2007-01-21

「グランジ」の世代

私を含め、70年代半ばから80年代初頭にかけての所謂「76世代」は、他の年代から非常に掴みづらい世代と見られているらしい。
少し上の世代は、バブルの波の中で多感な時期を過ごし、労せず就職し、労せず少なくない初任給を受けた第二次ベビーブーム世代だ。
そして間もなくバブルは崩壊し、一気に生活水準が落ちた。
故にかどうなのか。ホリエモンに代表されるような、無能な癖に権威・拝金主義者、というのが異様に多いようだ。
「カネこそ全て。カネで買えないものなどない。」
ラジカルにそう言い切れる感覚は、私には無い。多くの同年代もそうだろう。

15年ばかり前。不況の荒波の入口の頃、私は高校に進学した。
終身雇用や年功序列、正社員雇用による福利厚生すら、年を追う毎に怪しくなった。
でありながら、第二次ベビーブームの名残の年代でもあり、数による競争は激しかった。
当時と小子化が進んだ現在では、私の進んだような二流高校・三流大学でも合格圏偏差値が5以上違う。
厳しい競争は待ち構えるのに、その向こうに明日が無い。ガンバッたって無駄じゃないか。
これは、私だけでなく周りの皆が感じていたことだった。

同じ頃、海の向こうではニルヴァーナが脚光を浴び、「グランジ」がムーブメントになりつつあった。
薄ら汚いというような意味であり、あくまで退廃的に下降指向するグランジは、私達の心を捉えた。
イイコにしてても、未来なんかどこにも無い。
押し付けられた観念なんか糞くらえ。
その叫びは、まさに私達の代弁であった。

服装やスタイルに与えた影響は、今も残る。
古着が流行り、皆擦り切れたネルシャツに破れかけた緩めのジーンズを履き、バサバサと粗暴な髪型を作った。
コギャルの黒塗りやルーズソックスも、一連の「緩み、崩し」の流れに沿っていた。
清潔感や端麗なフォルムといった既成の美の観念への抵抗だった。
15年経て尚、それは変わらない。
普段背広で名刺を交す相手が、休日に会うと互いにボロボロのジーンズを腰履きしてジャージ着てたりして、笑う。
「ニート」が我々の世代から現れたのも、半ば当然に思う。
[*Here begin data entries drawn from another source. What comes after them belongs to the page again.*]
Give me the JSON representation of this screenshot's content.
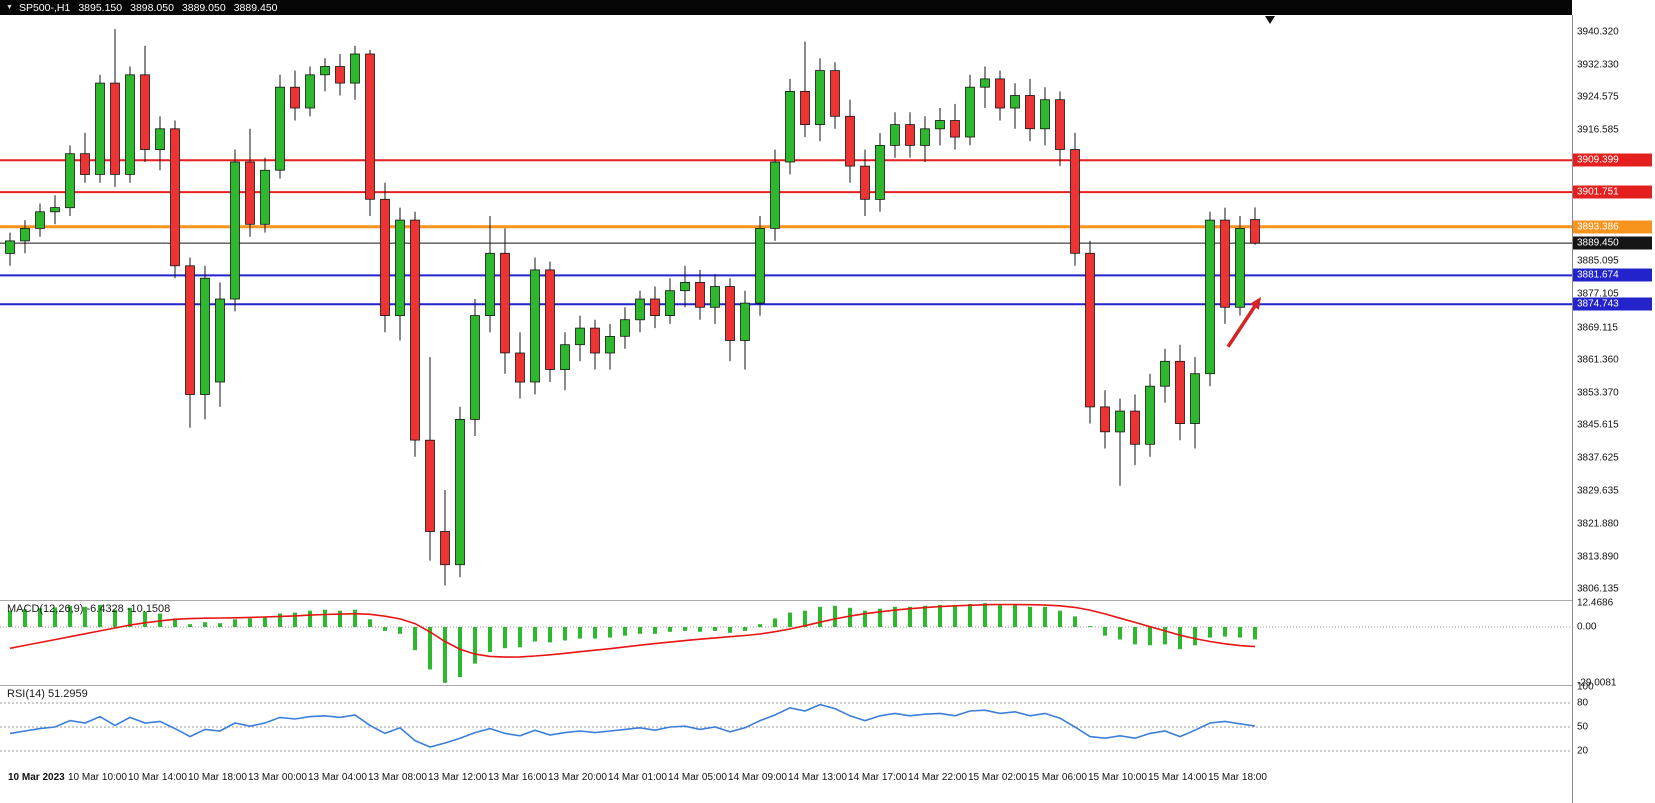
{
  "header": {
    "dropdown_icon": "▼",
    "symbol_period": "SP500-,H1",
    "open": "3895.150",
    "high": "3898.050",
    "low": "3889.050",
    "close": "3889.450"
  },
  "indicators": {
    "macd_label": "MACD(12,26,9)",
    "macd_main_value": "-6.4328",
    "macd_signal_value": "-10.1508",
    "rsi_label": "RSI(14)",
    "rsi_value": "51.2959"
  },
  "colors": {
    "up": "#2eb82e",
    "down": "#ee3333",
    "wick": "#151515",
    "macd_histogram": "#2eb82e",
    "macd_signal": "#e81414",
    "rsi_line": "#3d7edb",
    "level_dashed": "#9a9a9a",
    "axis_text": "#111111",
    "header_bg": "#060606",
    "arrow": "#d42424"
  },
  "chart_data": [
    {
      "type": "candlestick",
      "title": "SP500- H1",
      "ylim": [
        3803.5,
        3944.4
      ],
      "price_axis_ticks": [
        "3940.320",
        "3932.330",
        "3924.575",
        "3916.585",
        "3885.095",
        "3877.105",
        "3869.115",
        "3861.360",
        "3853.370",
        "3845.615",
        "3837.625",
        "3829.635",
        "3821.880",
        "3813.890",
        "3806.135"
      ],
      "level_lines": [
        {
          "text": "3909.399",
          "value": 3909.399,
          "color": "#e41f1f",
          "lw": 2
        },
        {
          "text": "3901.751",
          "value": 3901.751,
          "color": "#e41f1f",
          "lw": 2
        },
        {
          "text": "3893.386",
          "value": 3893.386,
          "color": "#f7941d",
          "lw": 3
        },
        {
          "text": "3889.450",
          "value": 3889.45,
          "color": "#151515",
          "lw": 1
        },
        {
          "text": "3881.674",
          "value": 3881.674,
          "color": "#2323cc",
          "lw": 2
        },
        {
          "text": "3874.743",
          "value": 3874.743,
          "color": "#2323cc",
          "lw": 2
        }
      ],
      "time_labels": [
        {
          "text": "10 Mar 2023",
          "bar": 0,
          "bold": true
        },
        {
          "text": "10 Mar 10:00",
          "bar": 4,
          "bold": false
        },
        {
          "text": "10 Mar 14:00",
          "bar": 8,
          "bold": false
        },
        {
          "text": "10 Mar 18:00",
          "bar": 12,
          "bold": false
        },
        {
          "text": "13 Mar 00:00",
          "bar": 16,
          "bold": false
        },
        {
          "text": "13 Mar 04:00",
          "bar": 20,
          "bold": false
        },
        {
          "text": "13 Mar 08:00",
          "bar": 24,
          "bold": false
        },
        {
          "text": "13 Mar 12:00",
          "bar": 28,
          "bold": false
        },
        {
          "text": "13 Mar 16:00",
          "bar": 32,
          "bold": false
        },
        {
          "text": "13 Mar 20:00",
          "bar": 36,
          "bold": false
        },
        {
          "text": "14 Mar 01:00",
          "bar": 40,
          "bold": false
        },
        {
          "text": "14 Mar 05:00",
          "bar": 44,
          "bold": false
        },
        {
          "text": "14 Mar 09:00",
          "bar": 48,
          "bold": false
        },
        {
          "text": "14 Mar 13:00",
          "bar": 52,
          "bold": false
        },
        {
          "text": "14 Mar 17:00",
          "bar": 56,
          "bold": false
        },
        {
          "text": "14 Mar 22:00",
          "bar": 60,
          "bold": false
        },
        {
          "text": "15 Mar 02:00",
          "bar": 64,
          "bold": false
        },
        {
          "text": "15 Mar 06:00",
          "bar": 68,
          "bold": false
        },
        {
          "text": "15 Mar 10:00",
          "bar": 72,
          "bold": false
        },
        {
          "text": "15 Mar 14:00",
          "bar": 76,
          "bold": false
        },
        {
          "text": "15 Mar 18:00",
          "bar": 80,
          "bold": false
        }
      ],
      "candles": [
        [
          3887,
          3892,
          3884,
          3890
        ],
        [
          3890,
          3895,
          3887,
          3893
        ],
        [
          3893,
          3899,
          3891,
          3897
        ],
        [
          3897,
          3901,
          3894,
          3898
        ],
        [
          3898,
          3913,
          3896,
          3911
        ],
        [
          3911,
          3916,
          3904,
          3906
        ],
        [
          3906,
          3930,
          3904,
          3928
        ],
        [
          3928,
          3941,
          3903,
          3906
        ],
        [
          3906,
          3932,
          3904,
          3930
        ],
        [
          3930,
          3937,
          3909,
          3912
        ],
        [
          3912,
          3920,
          3907,
          3917
        ],
        [
          3917,
          3919,
          3881,
          3884
        ],
        [
          3884,
          3886,
          3845,
          3853
        ],
        [
          3853,
          3884,
          3847,
          3881
        ],
        [
          3856,
          3880,
          3850,
          3876
        ],
        [
          3876,
          3912,
          3873,
          3909
        ],
        [
          3909,
          3917,
          3891,
          3894
        ],
        [
          3894,
          3910,
          3892,
          3907
        ],
        [
          3907,
          3930,
          3905,
          3927
        ],
        [
          3927,
          3931,
          3919,
          3922
        ],
        [
          3922,
          3932,
          3920,
          3930
        ],
        [
          3930,
          3934,
          3926,
          3932
        ],
        [
          3932,
          3935,
          3925,
          3928
        ],
        [
          3928,
          3937,
          3924,
          3935
        ],
        [
          3935,
          3936,
          3896,
          3900
        ],
        [
          3900,
          3904,
          3868,
          3872
        ],
        [
          3872,
          3898,
          3866,
          3895
        ],
        [
          3895,
          3897,
          3838,
          3842
        ],
        [
          3842,
          3862,
          3813,
          3820
        ],
        [
          3820,
          3830,
          3807,
          3812
        ],
        [
          3812,
          3850,
          3809,
          3847
        ],
        [
          3847,
          3876,
          3843,
          3872
        ],
        [
          3872,
          3896,
          3868,
          3887
        ],
        [
          3887,
          3893,
          3858,
          3863
        ],
        [
          3863,
          3868,
          3852,
          3856
        ],
        [
          3856,
          3886,
          3853,
          3883
        ],
        [
          3883,
          3885,
          3856,
          3859
        ],
        [
          3859,
          3868,
          3854,
          3865
        ],
        [
          3865,
          3872,
          3861,
          3869
        ],
        [
          3869,
          3871,
          3859,
          3863
        ],
        [
          3863,
          3870,
          3859,
          3867
        ],
        [
          3867,
          3874,
          3864,
          3871
        ],
        [
          3871,
          3878,
          3868,
          3876
        ],
        [
          3876,
          3879,
          3869,
          3872
        ],
        [
          3872,
          3881,
          3870,
          3878
        ],
        [
          3878,
          3884,
          3874,
          3880
        ],
        [
          3880,
          3883,
          3871,
          3874
        ],
        [
          3874,
          3882,
          3870,
          3879
        ],
        [
          3879,
          3881,
          3861,
          3866
        ],
        [
          3866,
          3878,
          3859,
          3875
        ],
        [
          3875,
          3896,
          3872,
          3893
        ],
        [
          3893,
          3912,
          3890,
          3909
        ],
        [
          3909,
          3929,
          3906,
          3926
        ],
        [
          3926,
          3938,
          3915,
          3918
        ],
        [
          3918,
          3934,
          3914,
          3931
        ],
        [
          3931,
          3933,
          3917,
          3920
        ],
        [
          3920,
          3924,
          3904,
          3908
        ],
        [
          3908,
          3912,
          3896,
          3900
        ],
        [
          3900,
          3916,
          3897,
          3913
        ],
        [
          3913,
          3921,
          3910,
          3918
        ],
        [
          3918,
          3921,
          3910,
          3913
        ],
        [
          3913,
          3920,
          3909,
          3917
        ],
        [
          3917,
          3922,
          3913,
          3919
        ],
        [
          3919,
          3923,
          3912,
          3915
        ],
        [
          3915,
          3930,
          3913,
          3927
        ],
        [
          3927,
          3932,
          3922,
          3929
        ],
        [
          3929,
          3931,
          3919,
          3922
        ],
        [
          3922,
          3928,
          3917,
          3925
        ],
        [
          3925,
          3929,
          3914,
          3917
        ],
        [
          3917,
          3927,
          3913,
          3924
        ],
        [
          3924,
          3926,
          3908,
          3912
        ],
        [
          3912,
          3916,
          3884,
          3887
        ],
        [
          3887,
          3890,
          3846,
          3850
        ],
        [
          3850,
          3854,
          3840,
          3844
        ],
        [
          3844,
          3852,
          3831,
          3849
        ],
        [
          3849,
          3853,
          3836,
          3841
        ],
        [
          3841,
          3858,
          3838,
          3855
        ],
        [
          3855,
          3864,
          3851,
          3861
        ],
        [
          3861,
          3865,
          3842,
          3846
        ],
        [
          3846,
          3862,
          3840,
          3858
        ],
        [
          3858,
          3897,
          3855,
          3895
        ],
        [
          3895,
          3898,
          3870,
          3874
        ],
        [
          3874,
          3896,
          3872,
          3893
        ],
        [
          3895.15,
          3898.05,
          3889.05,
          3889.45
        ]
      ],
      "annotations": [
        {
          "type": "arrow",
          "from_bar": 81.2,
          "from_price": 3864.5,
          "to_bar": 83.4,
          "to_price": 3876.5,
          "color": "#d42424"
        }
      ],
      "shift_marker_bar": 84
    },
    {
      "type": "bar",
      "title": "MACD(12,26,9)",
      "current_main": -6.4328,
      "current_signal": -10.1508,
      "ylim": [
        -29.0081,
        12.4686
      ],
      "axis_ticks": [
        {
          "text": "12.4686",
          "value": 12.4686
        },
        {
          "text": "0.00",
          "value": 0
        },
        {
          "text": "-29.0081",
          "value": -29.0081
        }
      ],
      "histogram": [
        8.5,
        9.2,
        9.8,
        10.2,
        11.0,
        10.5,
        11.5,
        9.0,
        10.0,
        8.0,
        7.0,
        4.5,
        1.5,
        2.5,
        2.0,
        4.0,
        4.5,
        5.5,
        7.0,
        7.5,
        8.5,
        9.0,
        8.5,
        9.0,
        4.0,
        -2.0,
        -3.5,
        -12.0,
        -22.0,
        -29.0,
        -26.0,
        -19.0,
        -13.0,
        -11.0,
        -10.5,
        -7.5,
        -8.0,
        -7.0,
        -6.0,
        -6.0,
        -5.5,
        -4.5,
        -3.5,
        -3.5,
        -2.5,
        -2.0,
        -2.5,
        -2.0,
        -3.0,
        -2.0,
        1.5,
        4.5,
        7.5,
        8.5,
        10.5,
        11.0,
        10.0,
        8.5,
        9.5,
        10.5,
        10.5,
        11.0,
        11.5,
        11.0,
        12.0,
        12.4,
        11.5,
        11.5,
        10.5,
        10.5,
        8.5,
        5.5,
        0.5,
        -4.5,
        -6.5,
        -9.0,
        -9.5,
        -9.0,
        -11.5,
        -9.5,
        -5.5,
        -5.0,
        -5.5,
        -6.4328
      ],
      "signal": [
        -11.0,
        -9.5,
        -8.0,
        -6.5,
        -5.0,
        -3.5,
        -2.0,
        -0.5,
        1.0,
        2.2,
        3.2,
        4.0,
        4.4,
        4.6,
        4.7,
        4.8,
        5.0,
        5.2,
        5.5,
        5.8,
        6.2,
        6.5,
        6.7,
        6.9,
        6.6,
        5.6,
        4.2,
        1.8,
        -2.5,
        -7.5,
        -11.5,
        -14.0,
        -15.2,
        -15.6,
        -15.5,
        -15.0,
        -14.4,
        -13.6,
        -12.8,
        -12.0,
        -11.2,
        -10.3,
        -9.4,
        -8.6,
        -7.8,
        -7.0,
        -6.3,
        -5.6,
        -5.0,
        -4.4,
        -3.6,
        -2.4,
        -1.0,
        0.7,
        2.5,
        4.2,
        5.7,
        6.9,
        7.9,
        8.8,
        9.5,
        10.1,
        10.6,
        11.0,
        11.3,
        11.6,
        11.7,
        11.7,
        11.6,
        11.4,
        11.0,
        10.2,
        8.8,
        6.8,
        4.6,
        2.4,
        0.2,
        -2.0,
        -4.2,
        -6.0,
        -7.5,
        -8.7,
        -9.6,
        -10.1508
      ]
    },
    {
      "type": "line",
      "title": "RSI(14)",
      "current_value": 51.2959,
      "ylim": [
        0,
        100
      ],
      "levels": [
        80,
        50,
        20
      ],
      "axis_ticks": [
        {
          "text": "100",
          "value": 100
        },
        {
          "text": "80",
          "value": 80
        },
        {
          "text": "50",
          "value": 50
        },
        {
          "text": "20",
          "value": 20
        }
      ],
      "values": [
        42,
        45,
        48,
        50,
        58,
        55,
        63,
        52,
        62,
        55,
        57,
        48,
        38,
        47,
        45,
        55,
        51,
        55,
        62,
        60,
        63,
        64,
        62,
        65,
        52,
        42,
        49,
        33,
        25,
        30,
        36,
        43,
        48,
        42,
        39,
        46,
        40,
        43,
        45,
        43,
        45,
        47,
        49,
        46,
        50,
        51,
        47,
        50,
        44,
        49,
        58,
        65,
        74,
        70,
        78,
        73,
        64,
        58,
        64,
        67,
        64,
        66,
        67,
        64,
        70,
        71,
        67,
        69,
        64,
        67,
        61,
        50,
        38,
        36,
        39,
        36,
        42,
        45,
        38,
        46,
        55,
        57,
        54,
        51.2959
      ]
    }
  ]
}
働かないから、何なの?という感覚は、私にだってある。
2ちゃんの管理人ひろゆきは私と同い年。当人同士は交流があるらしいが、ホリエモンには無い感覚的シンパシーを、彼には感じる。

まるで社会的には百害あって一利無しの如く言われる我々の世代だが。
言い分は。勿論ある。
今の行き詰まった社会は、誰のせいなのか。
何をどうしてもたらされたものなのか。
言われるままに今まで通りやるのが良いことなら、何故今こんなに糞みたいな世の中なんだ?
その、初動の怒りを、私は忘れていない。
こんな糞みたいなシステムに認められる気は、ない。
外面はイイコにしてて、内では自分だけよけりゃいいってなお前らにはうんざりなんだよ。
今まで通りでは、いずれ更に行き詰まる。
終わりが、来るのだ。

こんなところで喚いて何になる、と嗤うなら嗤え。
私の口を塞いだところで、私達はひとりではない。